I no doubt invest way too much in culture. That one early game in which Casimir conquered all the cultural civ and nearly won (he also nearly won a SV). To get my diplo vic, my last chance to win, I had to follow Casimir on his DoW on England and its last two cities, take Nicomedia and liberate it to resurrect Byzantium, then Casimir wiped out England and re-allied two CS, and when my one of my MoV was forced to take a 6 turns detour because a worker prevented his entering Sydney and I would be short on gold to re ally the CS I had no choice to DoW Casimir and his 6x bigger army, take the closest of his English puppets and bring back Elizabeth, in the last turns before the second WL vote. He took back Nicomedia and razed it right, took one of my puppets, but because of England's resurrection I won with the bare minimum of votes. It was my funniest BNW game so far.

Anyway after that "surprise" I've overdone the tourism/culture growth. I'll try something more like your culture strategy in future games.

Cities can only be renamed after you annex them, and since you can't annex as Venice, you can't rename cities except for Venice.

Yeah, it's what I would like them to change in Venice's case. It doesn't make a lot of sense - puppets should retain their identity and only annexed cities might be forced to adopt the Empire's culture, but I'd still like it for immersion (to rename them to historical Venetian colonies, I know, it's a bit silly/futile).

I've been confused about liberating CSs bought by Venice. Enrico bought one of my allies, so I immediately declared war and captured it, but I wasn't given the option to liberate it.

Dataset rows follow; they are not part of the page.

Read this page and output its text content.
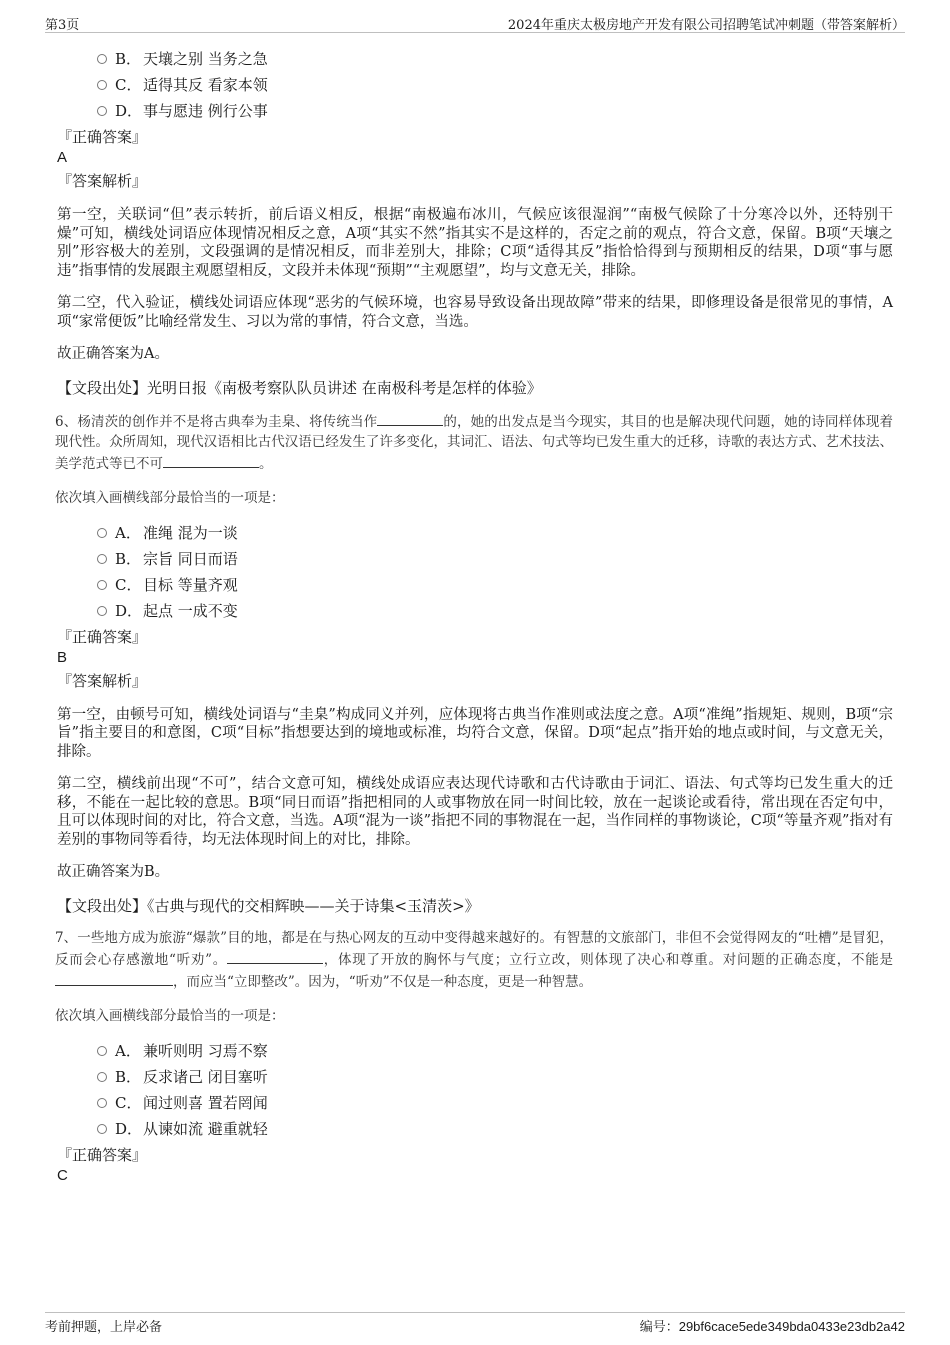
第3页	2024年重庆太极房地产开发有限公司招聘笔试冲刺题（带答案解析）
B． 天壤之别 当务之急
C． 适得其反 看家本领
D．事与愿违 例行公事
『正确答案』
A
『答案解析』

第一空，关联词“但”表示转折，前后语义相反，根据“南极遍布冰川，气候应该很湿润”“南极气候除了十分寒冷以外，还特别干燥”可知，横线处词语应体现情况相反之意，A项“其实不然”指其实不是这样的，否定之前的观点，符合文意，保留。B项“天壤之别”形容极大的差别，文段强调的是情况相反，而非差别大，排除；C项“适得其反”指恰恰得到与预期相反的结果，D项“事与愿违”指事情的发展跟主观愿望相反，文段并未体现“预期”“主观愿望”，均与文意无关，排除。

第二空，代入验证，横线处词语应体现“恶劣的气候环境，也容易导致设备出现故障”带来的结果，即修理设备是很常见的事情，A项“家常便饭”比喻经常发生、习以为常的事情，符合文意，当选。

故正确答案为A。

【文段出处】光明日报《南极考察队队员讲述 在南极科考是怎样的体验》

6、杨清茨的创作并不是将古典奉为圭臬、将传统当作	的，她的出发点是当今现实，其目的也是解决现代问题，她的诗同样体现着现代性。众所周知，现代汉语相比古代汉语已经发生了许多变化，其词汇、语法、句式等均已发生重大的迁移，诗歌的表达方式、艺术技法、美学范式等已不可	。

依次填入画横线部分最恰当的一项是：

A． 准绳 混为一谈
B． 宗旨 同日而语
C． 目标 等量齐观
D．起点 一成不变
『正确答案』
B
『答案解析』

第一空，由顿号可知，横线处词语与“圭臬”构成同义并列，应体现将古典当作准则或法度之意。A项“准绳”指规矩、规则，B项“宗旨”指主要目的和意图，C项“目标”指想要达到的境地或标准，均符合文意，保留。D项“起点”指开始的地点或时间，与文意无关，排除。

第二空，横线前出现“不可”，结合文意可知，横线处成语应表达现代诗歌和古代诗歌由于词汇、语法、句式等均已发生重大的迁移，不能在一起比较的意思。B项“同日而语”指把相同的人或事物放在同一时间比较，放在一起谈论或看待，常出现在否定句中，且可以体现时间的对比，符合文意，当选。A项“混为一谈”指把不同的事物混在一起，当作同样的事物谈论，C项“等量齐观”指对有差别的事物同等看待，均无法体现时间上的对比，排除。

故正确答案为B。

【文段出处】《古典与现代的交相辉映——关于诗集<玉清茨>》

7、一些地方成为旅游“爆款”目的地，都是在与热心网友的互动中变得越来越好的。有智慧的文旅部门，非但不会觉得网友的“吐槽”是冒犯，反而会心存感激地“听劝”。	，体现了开放的胸怀与气度；立行立改，则体现了决心和尊重。对问题的正确态度，不能是，而应当“立即整改”。因为，“听劝”不仅是一种态度，更是一种智慧。

依次填入画横线部分最恰当的一项是：

A． 兼听则明 习焉不察
B． 反求诸己 闭目塞听
C． 闻过则喜 置若罔闻
D．从谏如流 避重就轻
『正确答案』
C
考前押题，上岸必备	编号：29bf6cace5ede349bda0433e23db2a42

I've been confused about liberating CSs bought by Venice. Enrico bought one of my allies, so I immediately declared war and captured it, but I wasn't given the option to liberate it. I also didn't have the option to raze it, which I'd assume I would if Venetian puppets were treated as regular cities instead of as capitals. Why is it like this?

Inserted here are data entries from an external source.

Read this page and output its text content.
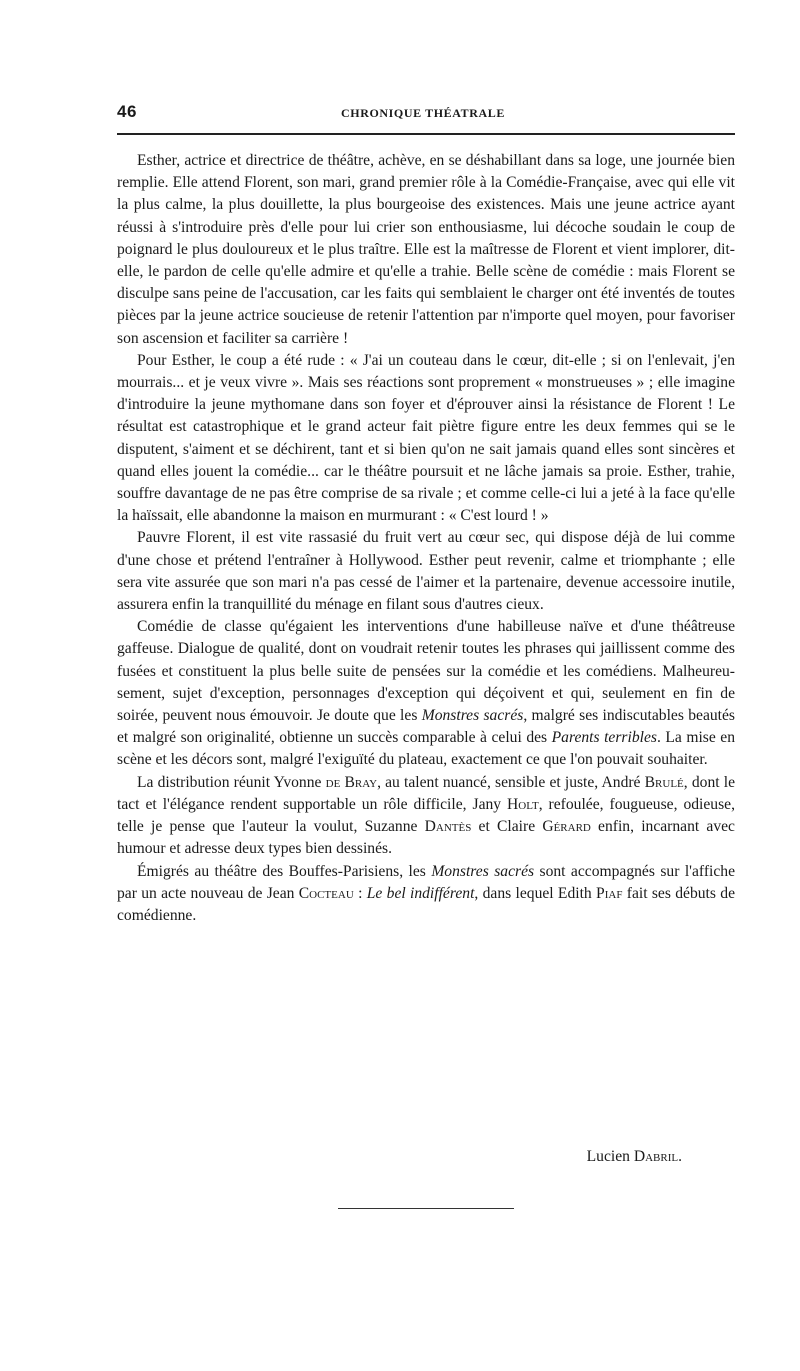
46	CHRONIQUE THÉATRALE

Esther, actrice et directrice de théâtre, achève, en se déshabillant dans sa loge, une journée bien remplie. Elle attend Florent, son mari, grand premier rôle à la Comédie-Française, avec qui elle vit la plus calme, la plus douillette, la plus bourgeoise des existences. Mais une jeune actrice ayant réussi à s'introduire près d'elle pour lui crier son enthousiasme, lui décoche soudain le coup de poignard le plus douloureux et le plus traître. Elle est la maîtresse de Florent et vient implorer, dit-elle, le pardon de celle qu'elle admire et qu'elle a trahie. Belle scène de comédie : mais Florent se disculpe sans peine de l'accusation, car les faits qui semblaient le charger ont été inventés de toutes pièces par la jeune actrice soucieuse de retenir l'attention par n'importe quel moyen, pour favoriser son ascension et faciliter sa carrière !

Pour Esther, le coup a été rude : « J'ai un couteau dans le cœur, dit-elle ; si on l'enlevait, j'en mourrais... et je veux vivre ». Mais ses réactions sont proprement « monstrueuses » ; elle imagine d'introduire la jeune mythomane dans son foyer et d'éprouver ainsi la résistance de Florent ! Le résultat est catastrophique et le grand acteur fait piètre figure entre les deux femmes qui se le disputent, s'aiment et se déchirent, tant et si bien qu'on ne sait jamais quand elles sont sincères et quand elles jouent la comédie... car le théâtre poursuit et ne lâche jamais sa proie. Esther, trahie, souffre davantage de ne pas être comprise de sa rivale ; et comme celle-ci lui a jeté à la face qu'elle la haïssait, elle abandonne la maison en murmurant : « C'est lourd ! »

Pauvre Florent, il est vite rassasié du fruit vert au cœur sec, qui dispose déjà de lui comme d'une chose et prétend l'entraîner à Hollywood. Esther peut revenir, calme et triomphante ; elle sera vite assurée que son mari n'a pas cessé de l'aimer et la partenaire, devenue accessoire inutile, assurera enfin la tranquillité du ménage en filant sous d'autres cieux.

Comédie de classe qu'égaient les interventions d'une habilleuse naïve et d'une théâtreuse gaffeuse. Dialogue de qualité, dont on voudrait retenir toutes les phrases qui jaillissent comme des fusées et constituent la plus belle suite de pensées sur la comédie et les comédiens. Malheureusement, sujet d'exception, personnages d'exception qui déçoivent et qui, seulement en fin de soirée, peuvent nous émouvoir. Je doute que les Monstres sacrés, malgré ses indiscutables beautés et malgré son originalité, obtienne un succès comparable à celui des Parents terribles. La mise en scène et les décors sont, malgré l'exiguïté du plateau, exactement ce que l'on pouvait souhaiter.

La distribution réunit Yvonne de Bray, au talent nuancé, sensible et juste, André Brulé, dont le tact et l'élégance rendent supportable un rôle difficile, Jany Holt, refoulée, fougueuse, odieuse, telle je pense que l'auteur la voulut, Suzanne Dantès et Claire Gérard enfin, incarnant avec humour et adresse deux types bien dessinés.

Émigrés au théâtre des Bouffes-Parisiens, les Monstres sacrés sont accompagnés sur l'affiche par un acte nouveau de Jean Cocteau : Le bel indifférent, dans lequel Edith Piaf fait ses débuts de comédienne.

Lucien Dabril.
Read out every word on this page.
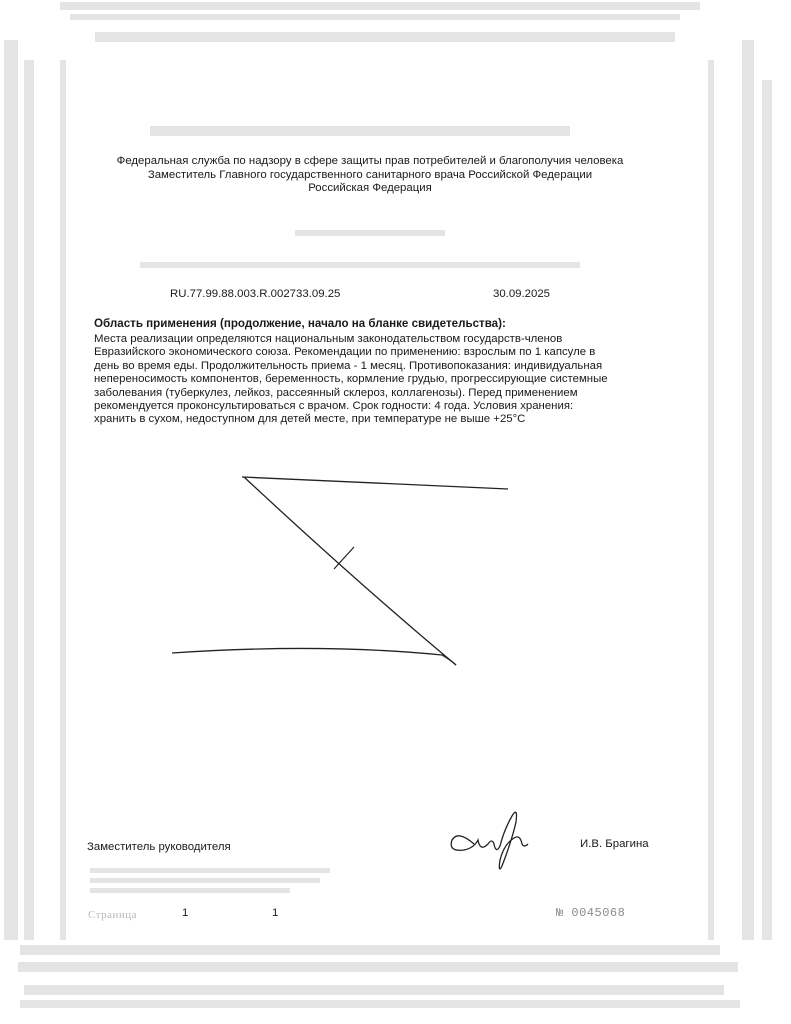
Федеральная служба по надзору в сфере защиты прав потребителей и благополучия человека
Заместитель Главного государственного санитарного врача Российской Федерации
Российская Федерация
RU.77.99.88.003.R.002733.09.25	30.09.2025
Область применения (продолжение, начало на бланке свидетельства):
Места реализации определяются национальным законодательством государств-членов
Евразийского экономического союза. Рекомендации по применению: взрослым по 1 капсуле в
день во время еды. Продолжительность приема - 1 месяц. Противопоказания: индивидуальная
непереносимость компонентов, беременность, кормление грудью, прогрессирующие системные
заболевания (туберкулез, лейкоз, рассеянный склероз, коллагенозы). Перед применением
рекомендуется проконсультироваться с врачом. Срок годности: 4 года. Условия хранения:
хранить в сухом, недоступном для детей месте, при температуре не выше +25°С
Заместитель руководителя	И.В. Брагина
Страница	1	1	№ 0045068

That's intended. Venice doesn't capture CS, they get CS to abandon that status to join their Empire, so the fiction behind the MoV's purchase is that it was done willingly and thus those cities can't be "liberated" (that is they can, if you capture them for a third party and liberate them back to Venice). Capturing those cities from Venice only lets you puppet or annex them.

No idea why you couldn't raze them as if they were still CS though - could be a new bug. I'm pretty sure I've read reports on the board of people saying you can raze Venetian puppets after capture, like you can do with captured Austrian married former CS. But I don't know first hand. I haven't had enough games with Venice if I wasn't playing them and only once did I capture Venice in a game, never one of its puppets.